M. lentiflavum is a recently described slowly growing NTM¹. It has been isolated primarily from lymph nodes of young children³, while isolations from other sites, including respiratory specimens, have been frequently described in immunocompromised patients⁴. M. lentiflavum lung disease in immunocompetent patients has rarely been described in the literature^2,6-8, and the isolation of NTM always raises doubts about clinical significance. Our case confirms the potential pathogenicity of M. lentiflavum in chronic pulmonary disease.
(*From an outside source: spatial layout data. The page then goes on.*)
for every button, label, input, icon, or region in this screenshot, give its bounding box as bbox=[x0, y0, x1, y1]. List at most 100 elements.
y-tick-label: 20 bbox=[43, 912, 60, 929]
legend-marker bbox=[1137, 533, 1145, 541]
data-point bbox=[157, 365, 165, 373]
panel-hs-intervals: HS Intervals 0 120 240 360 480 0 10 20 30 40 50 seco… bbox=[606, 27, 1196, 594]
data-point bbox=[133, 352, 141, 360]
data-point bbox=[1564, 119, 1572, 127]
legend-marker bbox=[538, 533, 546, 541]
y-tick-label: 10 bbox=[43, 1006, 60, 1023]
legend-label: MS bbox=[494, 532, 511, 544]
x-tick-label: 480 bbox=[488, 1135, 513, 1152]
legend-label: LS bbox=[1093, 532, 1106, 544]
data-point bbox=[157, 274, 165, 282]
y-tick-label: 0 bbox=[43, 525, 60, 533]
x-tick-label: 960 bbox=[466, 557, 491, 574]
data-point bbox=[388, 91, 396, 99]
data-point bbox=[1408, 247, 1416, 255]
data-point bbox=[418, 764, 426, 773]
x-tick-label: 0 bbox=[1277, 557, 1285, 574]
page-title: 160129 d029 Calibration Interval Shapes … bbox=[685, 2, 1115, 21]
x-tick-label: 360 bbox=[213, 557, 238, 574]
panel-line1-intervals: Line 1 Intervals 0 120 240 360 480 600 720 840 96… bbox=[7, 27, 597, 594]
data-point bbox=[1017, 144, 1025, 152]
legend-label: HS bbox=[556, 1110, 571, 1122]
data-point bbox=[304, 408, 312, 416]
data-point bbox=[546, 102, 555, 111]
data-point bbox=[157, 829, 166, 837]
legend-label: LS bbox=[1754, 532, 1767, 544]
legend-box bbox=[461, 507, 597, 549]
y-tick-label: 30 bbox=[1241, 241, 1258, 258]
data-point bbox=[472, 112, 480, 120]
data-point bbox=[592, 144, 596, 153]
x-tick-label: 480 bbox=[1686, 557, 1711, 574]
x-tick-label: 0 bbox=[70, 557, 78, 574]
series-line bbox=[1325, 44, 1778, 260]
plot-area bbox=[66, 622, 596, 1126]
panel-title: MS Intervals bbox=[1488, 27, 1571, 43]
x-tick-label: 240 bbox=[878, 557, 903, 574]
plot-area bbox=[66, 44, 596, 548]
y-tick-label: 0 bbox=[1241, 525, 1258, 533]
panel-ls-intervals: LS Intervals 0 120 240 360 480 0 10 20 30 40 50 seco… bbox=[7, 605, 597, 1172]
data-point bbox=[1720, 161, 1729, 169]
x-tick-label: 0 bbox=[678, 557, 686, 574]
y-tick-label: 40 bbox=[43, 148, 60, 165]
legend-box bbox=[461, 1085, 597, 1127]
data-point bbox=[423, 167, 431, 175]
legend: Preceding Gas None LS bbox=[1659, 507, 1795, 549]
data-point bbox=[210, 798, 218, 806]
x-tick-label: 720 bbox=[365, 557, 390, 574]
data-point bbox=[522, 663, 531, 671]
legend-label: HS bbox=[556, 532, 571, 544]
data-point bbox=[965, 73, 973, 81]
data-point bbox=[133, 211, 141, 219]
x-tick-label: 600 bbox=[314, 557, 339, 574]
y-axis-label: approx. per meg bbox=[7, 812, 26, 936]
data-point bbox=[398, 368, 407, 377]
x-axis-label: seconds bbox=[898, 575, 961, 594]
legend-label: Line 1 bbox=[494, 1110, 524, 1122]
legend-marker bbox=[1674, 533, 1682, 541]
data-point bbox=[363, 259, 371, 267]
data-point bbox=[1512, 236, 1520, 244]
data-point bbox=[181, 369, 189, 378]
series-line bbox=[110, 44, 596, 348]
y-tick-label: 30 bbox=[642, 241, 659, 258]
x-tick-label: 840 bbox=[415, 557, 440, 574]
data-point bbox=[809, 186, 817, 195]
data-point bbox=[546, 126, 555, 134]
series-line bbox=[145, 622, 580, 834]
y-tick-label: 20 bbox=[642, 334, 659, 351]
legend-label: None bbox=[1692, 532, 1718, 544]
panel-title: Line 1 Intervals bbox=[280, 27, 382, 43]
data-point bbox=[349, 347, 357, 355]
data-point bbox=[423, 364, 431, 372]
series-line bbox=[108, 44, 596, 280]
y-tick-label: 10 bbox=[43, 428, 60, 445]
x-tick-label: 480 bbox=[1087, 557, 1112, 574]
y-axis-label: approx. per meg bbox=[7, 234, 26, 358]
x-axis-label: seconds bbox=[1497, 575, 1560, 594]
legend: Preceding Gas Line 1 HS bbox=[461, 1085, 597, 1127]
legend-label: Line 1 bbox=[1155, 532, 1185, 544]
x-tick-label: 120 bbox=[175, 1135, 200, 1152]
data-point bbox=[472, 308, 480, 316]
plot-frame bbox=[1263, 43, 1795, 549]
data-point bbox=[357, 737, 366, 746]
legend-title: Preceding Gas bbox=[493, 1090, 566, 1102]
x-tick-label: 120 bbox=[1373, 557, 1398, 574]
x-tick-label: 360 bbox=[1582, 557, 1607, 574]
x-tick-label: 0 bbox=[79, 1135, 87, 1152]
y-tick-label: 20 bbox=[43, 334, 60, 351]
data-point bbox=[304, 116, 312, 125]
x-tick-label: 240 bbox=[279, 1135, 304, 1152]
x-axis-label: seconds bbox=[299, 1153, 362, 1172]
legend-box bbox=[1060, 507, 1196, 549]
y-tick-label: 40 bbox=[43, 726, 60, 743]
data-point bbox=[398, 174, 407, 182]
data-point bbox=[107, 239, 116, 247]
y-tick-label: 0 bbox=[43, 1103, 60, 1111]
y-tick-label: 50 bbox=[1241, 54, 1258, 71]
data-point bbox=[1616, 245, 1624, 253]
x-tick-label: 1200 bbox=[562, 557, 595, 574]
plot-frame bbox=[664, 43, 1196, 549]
However, the clinical significance of the isolation of M. lentiflavum in our case may be controversial, because of relatively short follow-up periods and small number of sputum acid-fast bacilli (AFB) analysis. As the diagnostic criteria for NTM lung disease are not proven pertinence to less common and low-virulence NTM, the patients with repeated isolations of low-virulence NTM require careful clinical evaluation and collection of multiple specimens for AFB analysis over time¹⁵. Considering that M. lentiflavum is known to have low-virulence, the patients may need to be followed with additional sputum examinations for longer time.

M. lentiflavum is phylogenetically related to other slow-growing NTM species such as M. avium, M. genavense, and M. simiae¹. Traditional biochemical and/or phenotypic features of M. lentiflavum are not distinguishable from those of these closely related NTM species. Therefore, M. lentiflavum may have been previously misidentified as M. avium complex or M. simiae^1,4. Accurate identification of the isolated NTM species is very important when initiating a treatment and selecting an antimicrobial regimen. However, M. lentiflavum cannot be identifiable by commercial kit for the identification of NTM species, such as PCR-restriction fragment length of polymorphism analysis or REBA Myco-ID based on the rpoB gene, because there were not included newly defined or infrequently species, especially for M. lentiflavum. Therefore, the prevalence of M. lentiflavum lung disease in Korea may be underestimated.

In conclusion, M. lentiflavum should be considered a possible etiologic pathogen of the nodular bronchiectatic form of NTM lung disease. We demonstrate here that diagnosis of M. lentiflavum can be verified by multilocus sequence analysis of rpoB, hsp65, and 16S rRNA fragments in clinical isolates.